How to tackle disinformation with open knowledge? (with Jake Orlowitz, Wiki)
April 25, 2020
In this episode, we connect the dots with open knowledge.
Infodemics is not a new phenomenon. From political campaigns to global pandemics, it can be presented as fake news, 60 / 40 (false and truth) storytelling, disinformation, misinformation and many other forms. And while platforms like Facebook have started to label such content as “pseudoscience”, there are still significant challenges presented by “disinformation” campaigns in scale and technology-driven approaches, including NLP.
Wikipedia stands at the forefront of genuine open knowledge for many years. For instance, under Covid-19 they have created separate articles dedicated to typical fake news, rumors and misinformation, specifically ones which can threaten people’s safety and health.

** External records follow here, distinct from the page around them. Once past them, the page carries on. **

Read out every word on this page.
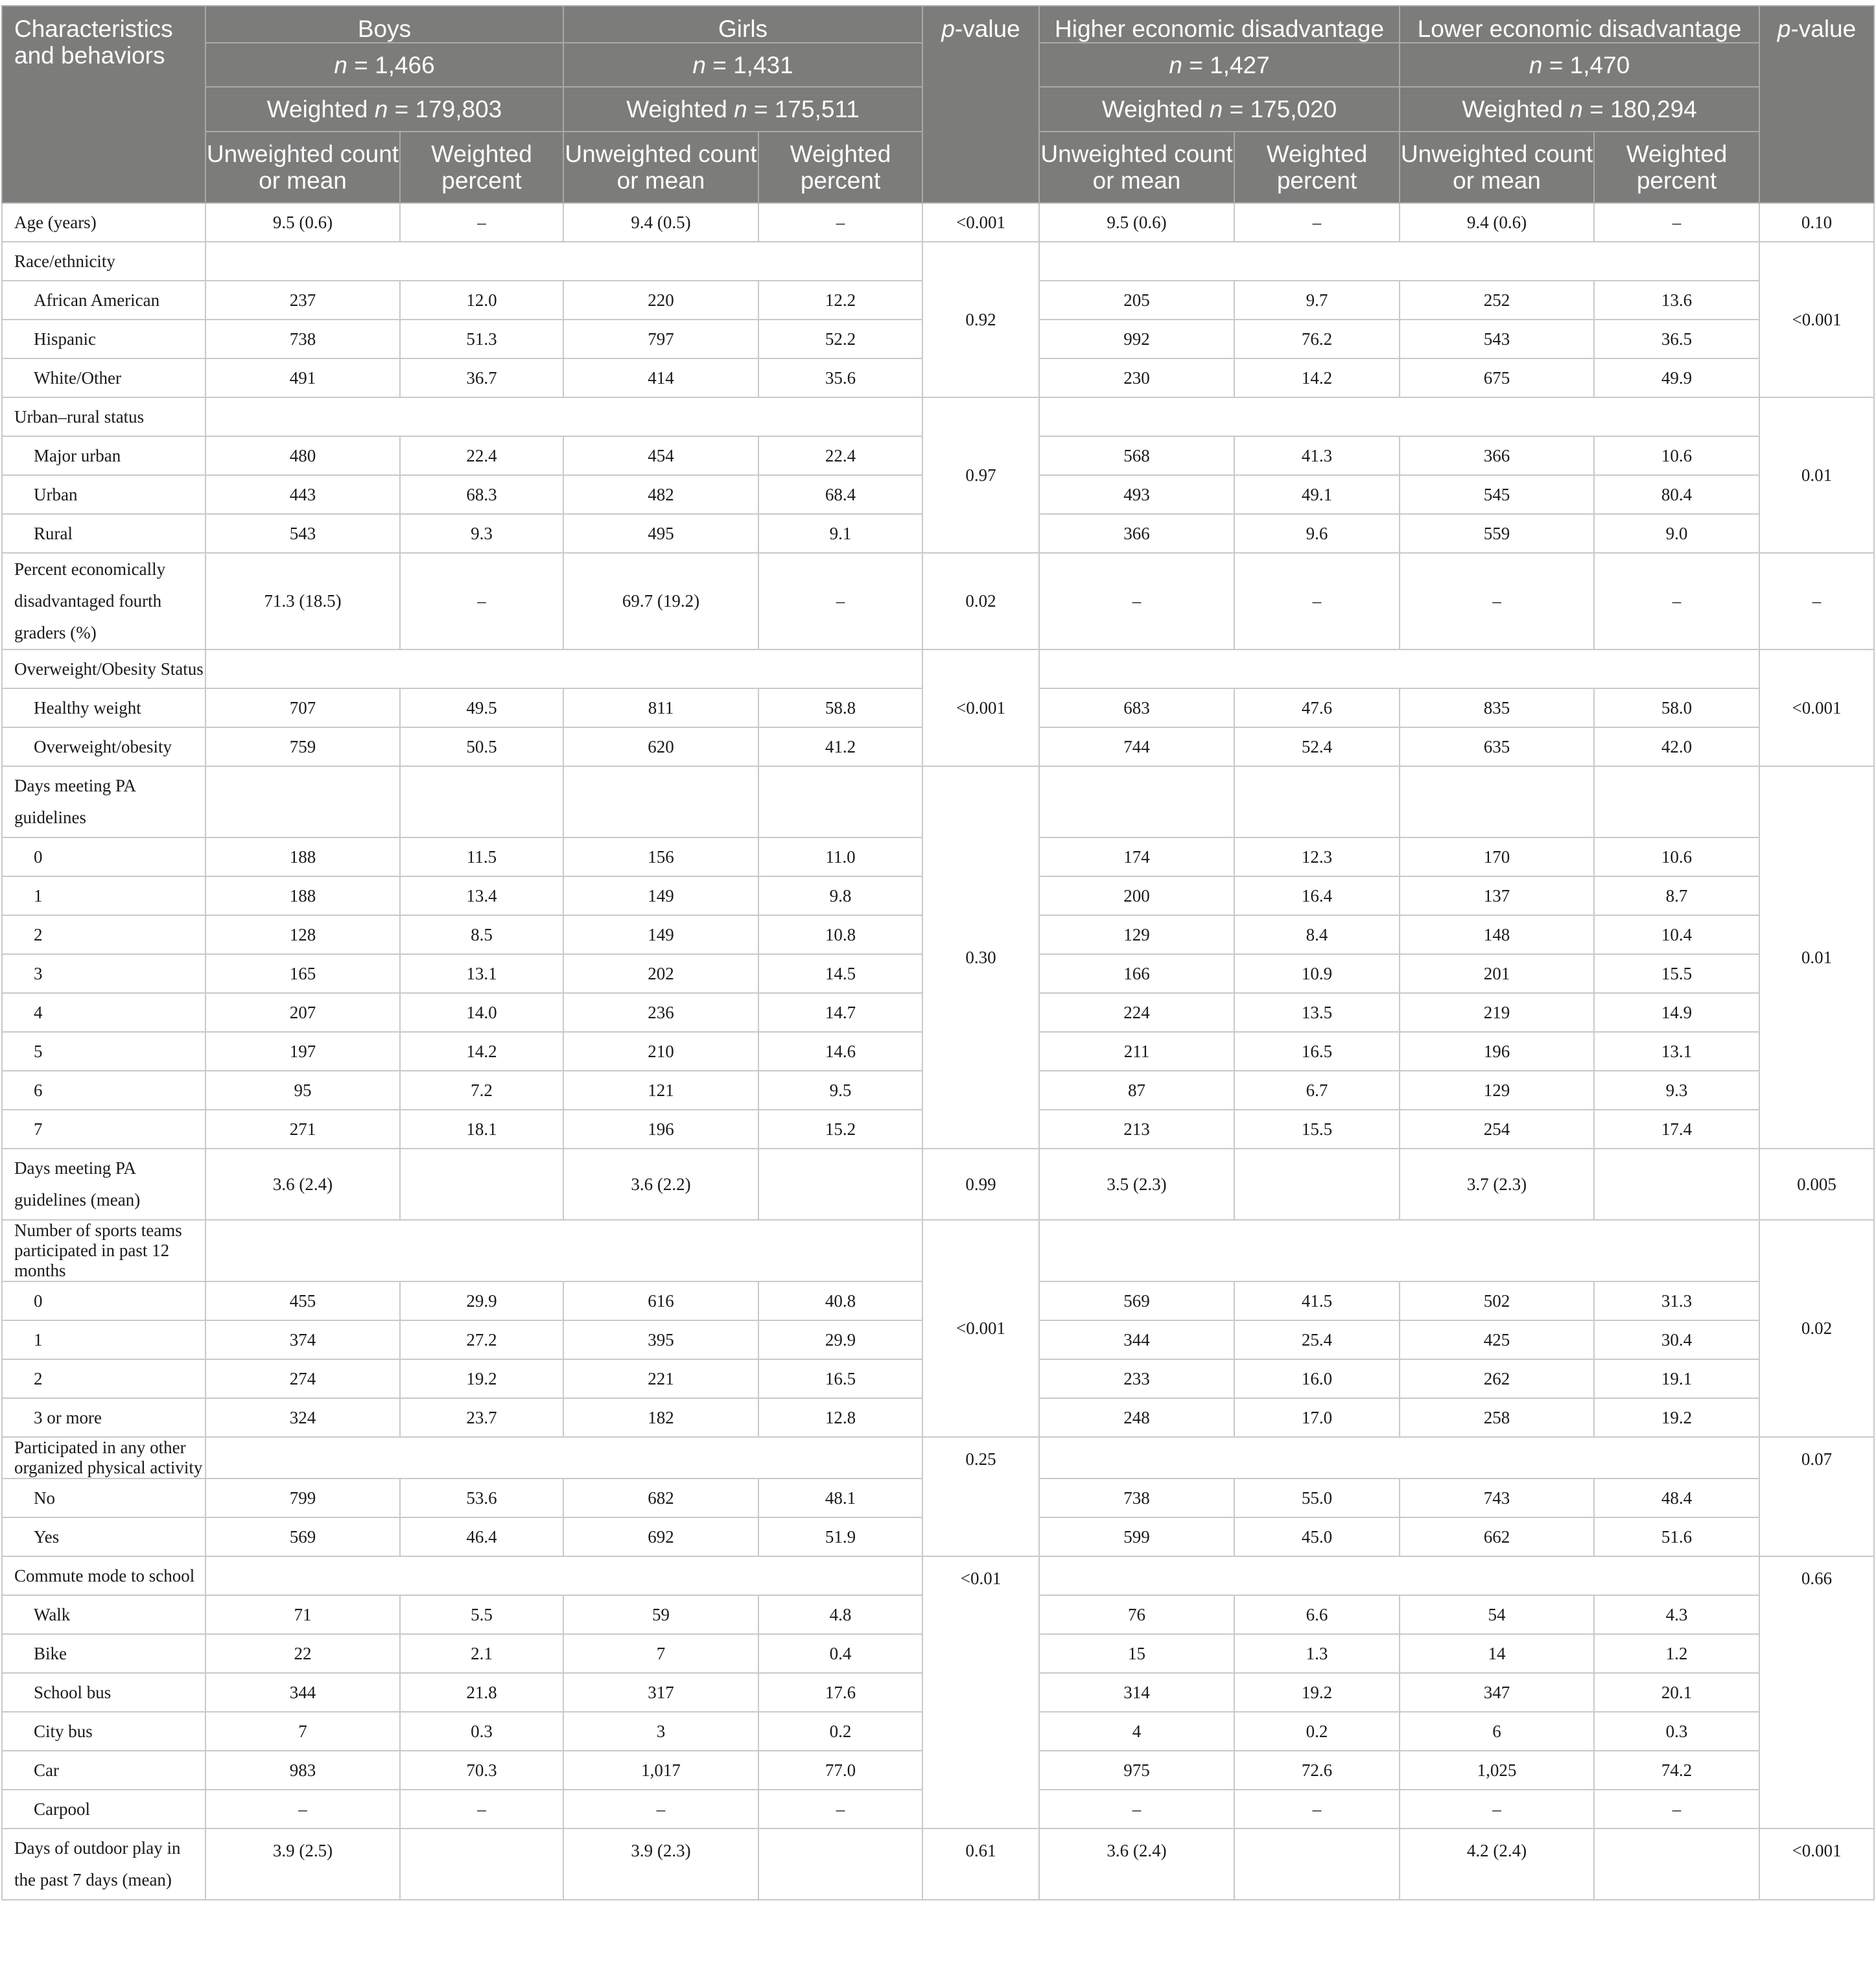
Characteristics and behaviors	Boys		Girls		p-value	Higher economic disadvantage		Lower economic disadvantage		p-value
	n = 1,466		n = 1,431			n = 1,427		n = 1,470		
	Weighted n = 179,803		Weighted n = 175,511			Weighted n = 175,020		Weighted n = 180,294		
	Unweighted count or mean	Weighted percent	Unweighted count or mean	Weighted percent		Unweighted count or mean	Weighted percent	Unweighted count or mean	Weighted percent	
Age (years)	9.5 (0.6)	–	9.4 (0.5)	–	<0.001	9.5 (0.6)	–	9.4 (0.6)	–	0.10
Race/ethnicity					0.92					<0.001
African American	237	12.0	220	12.2		205	9.7	252	13.6	
Hispanic	738	51.3	797	52.2		992	76.2	543	36.5	
White/Other	491	36.7	414	35.6		230	14.2	675	49.9	
Urban–rural status					0.97					0.01
Major urban	480	22.4	454	22.4		568	41.3	366	10.6	
Urban	443	68.3	482	68.4		493	49.1	545	80.4	
Rural	543	9.3	495	9.1		366	9.6	559	9.0	
Percent economically disadvantaged fourth graders (%)	71.3 (18.5)	–	69.7 (19.2)	–	0.02	–	–	–	–	–
Overweight/Obesity Status					<0.001					<0.001
Healthy weight	707	49.5	811	58.8		683	47.6	835	58.0	
Overweight/obesity	759	50.5	620	41.2		744	52.4	635	42.0	
Days meeting PA guidelines					0.30					0.01
0	188	11.5	156	11.0		174	12.3	170	10.6	
1	188	13.4	149	9.8		200	16.4	137	8.7	
2	128	8.5	149	10.8		129	8.4	148	10.4	
3	165	13.1	202	14.5		166	10.9	201	15.5	
4	207	14.0	236	14.7		224	13.5	219	14.9	
5	197	14.2	210	14.6		211	16.5	196	13.1	
6	95	7.2	121	9.5		87	6.7	129	9.3	
7	271	18.1	196	15.2		213	15.5	254	17.4	
Days meeting PA guidelines (mean)	3.6 (2.4)		3.6 (2.2)		0.99	3.5 (2.3)		3.7 (2.3)		0.005
Number of sports teams participated in past 12 months					<0.001					0.02
0	455	29.9	616	40.8		569	41.5	502	31.3	
1	374	27.2	395	29.9		344	25.4	425	30.4	
2	274	19.2	221	16.5		233	16.0	262	19.1	
3 or more	324	23.7	182	12.8		248	17.0	258	19.2	
Participated in any other organized physical activity					0.25					0.07
No	799	53.6	682	48.1		738	55.0	743	48.4	
Yes	569	46.4	692	51.9		599	45.0	662	51.6	
Commute mode to school					<0.01					0.66
Walk	71	5.5	59	4.8		76	6.6	54	4.3	
Bike	22	2.1	7	0.4		15	1.3	14	1.2	
School bus	344	21.8	317	17.6		314	19.2	347	20.1	
City bus	7	0.3	3	0.2		4	0.2	6	0.3	
Car	983	70.3	1,017	77.0		975	72.6	1,025	74.2	
Carpool	–	–	–	–		–	–	–	–	
Days of outdoor play in the past 7 days (mean)	3.9 (2.5)		3.9 (2.3)		0.61	3.6 (2.4)		4.2 (2.4)		<0.001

Today’s conversation with Jake Orlowitz, a veteran of open knowledge, founder of Wikipedia Library. He also spent many years serving across the Wikipedia ecosystem, including Wikimedia Foundation. He believes, that it’s not enough to create and properly protect good information, we also should create mechanisms against bad information.
We talk on the current scope of Wikipedia and editors’ involvement, human curation and NLP, criteria of truth, infodemics, digital citizen concept and much more.
Topics & timeline
Wikipedia in scale (nations, languages & sub wikis)
How does the open-source movement of editors work
Human curation vs NLP
Protection mechanisms
Infodemics
Criteria of truth
How to deal with “bad” and “good” information
How to become a digital citizen
Etc.
This episode is related to collaborative action, AI and technology.